Aliás, Carlos Drummond de Andrade, em julho de 79, já questionava: “Se a anistia é um processo de esquecimento, que será da História? E que será dos esquecidos, se eles merecem ser lembrados, vivos ou mortos que estejam, porque a injustiça os marcou? Eles merecem perdão ou reparação total?”. A propósito, o intelectual Elie Wiesel, que tem mais de 80 anos, compreendeu que sua missão é contribuir para que nunca morra a verdade sobre o holocausto dos judeus. Sobrevivente dos campos de concentração de Hitler, ele já escreveu 50 livros.

Elie Wiesel destaca “a memória” como uma eficiente forma de punição. Por isso, ele luta para que sempre sejam trazidos à tona os “milhões de pedaços de todos os lados, das vítimas, dos criminosos, das testemunhas, das crianças que escreveram poemas, das mães que fizeram cartas...” E diz mais: “Acredito profundamente que quem escuta uma testemunha do holocausto torna-se também uma testemunha”, que da mesma maneira não pode se calar.

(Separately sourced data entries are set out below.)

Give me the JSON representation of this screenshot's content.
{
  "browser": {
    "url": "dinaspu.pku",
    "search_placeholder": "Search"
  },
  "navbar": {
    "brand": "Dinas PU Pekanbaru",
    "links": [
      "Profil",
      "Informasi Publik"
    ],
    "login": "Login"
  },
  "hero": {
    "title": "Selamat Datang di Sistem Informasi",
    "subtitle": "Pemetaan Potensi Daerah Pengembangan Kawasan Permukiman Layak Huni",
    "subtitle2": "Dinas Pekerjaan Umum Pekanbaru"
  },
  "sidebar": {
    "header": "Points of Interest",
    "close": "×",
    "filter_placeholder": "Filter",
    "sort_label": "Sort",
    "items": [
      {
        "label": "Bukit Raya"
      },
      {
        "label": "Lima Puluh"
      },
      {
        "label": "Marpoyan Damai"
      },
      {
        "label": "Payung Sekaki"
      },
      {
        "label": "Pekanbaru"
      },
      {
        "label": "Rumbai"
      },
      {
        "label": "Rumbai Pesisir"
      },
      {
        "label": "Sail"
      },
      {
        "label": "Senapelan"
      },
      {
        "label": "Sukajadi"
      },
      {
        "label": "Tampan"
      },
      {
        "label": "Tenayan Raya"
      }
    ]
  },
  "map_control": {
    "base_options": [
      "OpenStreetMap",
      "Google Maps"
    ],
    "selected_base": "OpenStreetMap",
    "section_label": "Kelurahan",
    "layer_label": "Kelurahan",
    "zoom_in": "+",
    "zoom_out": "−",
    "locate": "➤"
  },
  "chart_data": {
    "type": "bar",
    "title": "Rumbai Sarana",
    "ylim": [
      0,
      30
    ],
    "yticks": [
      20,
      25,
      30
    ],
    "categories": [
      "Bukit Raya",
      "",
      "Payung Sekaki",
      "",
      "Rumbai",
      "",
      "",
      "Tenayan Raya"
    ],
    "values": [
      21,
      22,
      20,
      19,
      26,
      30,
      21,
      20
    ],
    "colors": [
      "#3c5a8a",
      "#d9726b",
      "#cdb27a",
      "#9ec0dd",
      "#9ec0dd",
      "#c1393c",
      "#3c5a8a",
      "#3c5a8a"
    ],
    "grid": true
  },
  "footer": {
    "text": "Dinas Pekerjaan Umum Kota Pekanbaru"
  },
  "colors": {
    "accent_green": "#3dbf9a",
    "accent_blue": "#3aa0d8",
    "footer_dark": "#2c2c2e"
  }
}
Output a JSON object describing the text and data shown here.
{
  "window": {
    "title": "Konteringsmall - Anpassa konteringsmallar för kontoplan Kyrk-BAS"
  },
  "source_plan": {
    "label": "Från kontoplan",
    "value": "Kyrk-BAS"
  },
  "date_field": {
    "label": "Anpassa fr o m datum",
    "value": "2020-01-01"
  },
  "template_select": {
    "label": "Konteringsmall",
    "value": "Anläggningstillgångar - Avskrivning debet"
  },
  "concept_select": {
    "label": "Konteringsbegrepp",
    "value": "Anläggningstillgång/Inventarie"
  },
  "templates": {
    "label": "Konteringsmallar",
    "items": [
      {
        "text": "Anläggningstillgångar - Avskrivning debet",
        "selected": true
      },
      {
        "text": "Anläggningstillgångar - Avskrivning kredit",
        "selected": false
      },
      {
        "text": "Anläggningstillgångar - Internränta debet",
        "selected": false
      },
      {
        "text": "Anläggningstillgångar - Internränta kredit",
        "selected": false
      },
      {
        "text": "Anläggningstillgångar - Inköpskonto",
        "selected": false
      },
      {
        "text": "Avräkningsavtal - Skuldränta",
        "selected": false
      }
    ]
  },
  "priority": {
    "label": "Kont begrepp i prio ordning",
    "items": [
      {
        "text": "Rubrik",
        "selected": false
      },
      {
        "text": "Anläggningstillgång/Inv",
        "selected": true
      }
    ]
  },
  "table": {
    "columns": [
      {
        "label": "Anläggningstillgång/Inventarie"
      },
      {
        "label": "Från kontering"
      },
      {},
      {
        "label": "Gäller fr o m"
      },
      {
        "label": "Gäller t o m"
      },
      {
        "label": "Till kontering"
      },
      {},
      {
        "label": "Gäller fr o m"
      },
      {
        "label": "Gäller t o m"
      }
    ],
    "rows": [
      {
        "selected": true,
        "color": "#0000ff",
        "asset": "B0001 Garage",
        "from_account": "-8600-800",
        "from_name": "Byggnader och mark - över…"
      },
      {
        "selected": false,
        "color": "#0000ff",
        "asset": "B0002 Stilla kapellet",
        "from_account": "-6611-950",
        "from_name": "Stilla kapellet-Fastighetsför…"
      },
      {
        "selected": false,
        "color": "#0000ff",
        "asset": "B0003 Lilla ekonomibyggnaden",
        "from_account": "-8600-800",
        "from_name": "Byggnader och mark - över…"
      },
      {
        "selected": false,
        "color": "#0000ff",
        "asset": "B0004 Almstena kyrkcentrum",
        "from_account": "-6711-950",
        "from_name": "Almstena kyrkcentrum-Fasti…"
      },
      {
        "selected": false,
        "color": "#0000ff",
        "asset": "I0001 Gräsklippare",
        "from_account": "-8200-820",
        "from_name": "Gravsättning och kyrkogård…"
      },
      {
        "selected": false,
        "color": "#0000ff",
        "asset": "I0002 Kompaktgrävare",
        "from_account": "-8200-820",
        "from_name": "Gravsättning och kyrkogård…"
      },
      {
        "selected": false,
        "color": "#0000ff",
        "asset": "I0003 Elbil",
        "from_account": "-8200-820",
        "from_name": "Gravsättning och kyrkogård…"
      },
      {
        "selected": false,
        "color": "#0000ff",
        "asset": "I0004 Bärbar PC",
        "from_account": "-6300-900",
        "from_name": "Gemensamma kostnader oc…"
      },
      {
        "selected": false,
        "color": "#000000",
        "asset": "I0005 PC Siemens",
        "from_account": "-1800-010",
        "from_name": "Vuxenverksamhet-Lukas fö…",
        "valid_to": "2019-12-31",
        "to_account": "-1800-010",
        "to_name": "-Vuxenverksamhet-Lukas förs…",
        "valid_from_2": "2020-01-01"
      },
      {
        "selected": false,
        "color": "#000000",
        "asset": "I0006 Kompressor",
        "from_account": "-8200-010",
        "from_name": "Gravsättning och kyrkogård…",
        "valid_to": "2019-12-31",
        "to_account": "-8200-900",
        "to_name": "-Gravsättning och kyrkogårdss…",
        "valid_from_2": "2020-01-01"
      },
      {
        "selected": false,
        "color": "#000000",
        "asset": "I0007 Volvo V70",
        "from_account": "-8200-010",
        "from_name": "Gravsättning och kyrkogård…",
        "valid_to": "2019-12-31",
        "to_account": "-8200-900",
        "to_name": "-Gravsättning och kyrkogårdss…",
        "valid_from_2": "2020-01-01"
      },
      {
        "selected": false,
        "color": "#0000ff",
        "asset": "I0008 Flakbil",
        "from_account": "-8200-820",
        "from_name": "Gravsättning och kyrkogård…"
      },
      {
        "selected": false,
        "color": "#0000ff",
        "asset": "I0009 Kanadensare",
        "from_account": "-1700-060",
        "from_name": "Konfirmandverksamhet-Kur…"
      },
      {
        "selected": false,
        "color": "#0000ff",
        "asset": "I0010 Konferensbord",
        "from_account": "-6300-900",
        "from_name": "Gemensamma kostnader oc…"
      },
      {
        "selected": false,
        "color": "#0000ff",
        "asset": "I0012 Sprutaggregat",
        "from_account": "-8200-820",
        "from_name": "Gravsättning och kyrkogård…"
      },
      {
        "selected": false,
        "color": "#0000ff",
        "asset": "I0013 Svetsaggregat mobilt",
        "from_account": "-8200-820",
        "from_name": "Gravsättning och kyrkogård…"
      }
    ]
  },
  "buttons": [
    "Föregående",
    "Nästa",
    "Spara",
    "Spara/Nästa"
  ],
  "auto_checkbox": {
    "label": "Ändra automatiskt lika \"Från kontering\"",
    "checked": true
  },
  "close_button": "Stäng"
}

Mas, aqui em nosso país, não se pode negar uma certa conivência com os crimes que repetiram a crueldade dos nazistas. Tanto assim que, após mais de três décadas da promulgação da Lei da Anistia, ela ainda serve de pretexto para que o Brasil, ao contrário de outros países da América do Sul , não puna os torturadores, não abra os arquivos da ditadura e não entregue os corpos das vítimas aos seus familiares, para que possam ser enterrados com o mínimo de dignidade.

Como presidente da Comissão de Direitos Humanos da Assembléia Legislativa do Estado de Goiás, repudio a tentativa do Tribunal de Contas da União (TCU) de desmoralizar a Comissão Nacional de Anistia, querendo rever as reparações concedidas. E repudio, com a mesma veemência, a decisão do STF de procurar impedir a punição dos torturadores, como se eles não tivessem cometido crimes contra a humanidade (estranhamente, a suprema corte contribui para que o Brasil seja o país da impunidade).

Parabenizo o presidente Élio Cabral e os demais integrantes da direção da Associação dos Anistiados de Goiás (Anigo), que comemoram os 31 anos da anistia e homenageiam pessoas que lutaram por ela, buscando recuperar a memória das lutas democráticas do povo. E, parafraseando o jornalista Pinheiro Salles, refiro-me diretamente aos torturadores protegidos pela impunidade: estou certo de que a democracia vencerá, eles serão punidos e não serão torturados jamais, porque a consciência democrática do nosso povo abomina a prática odienta da tortura.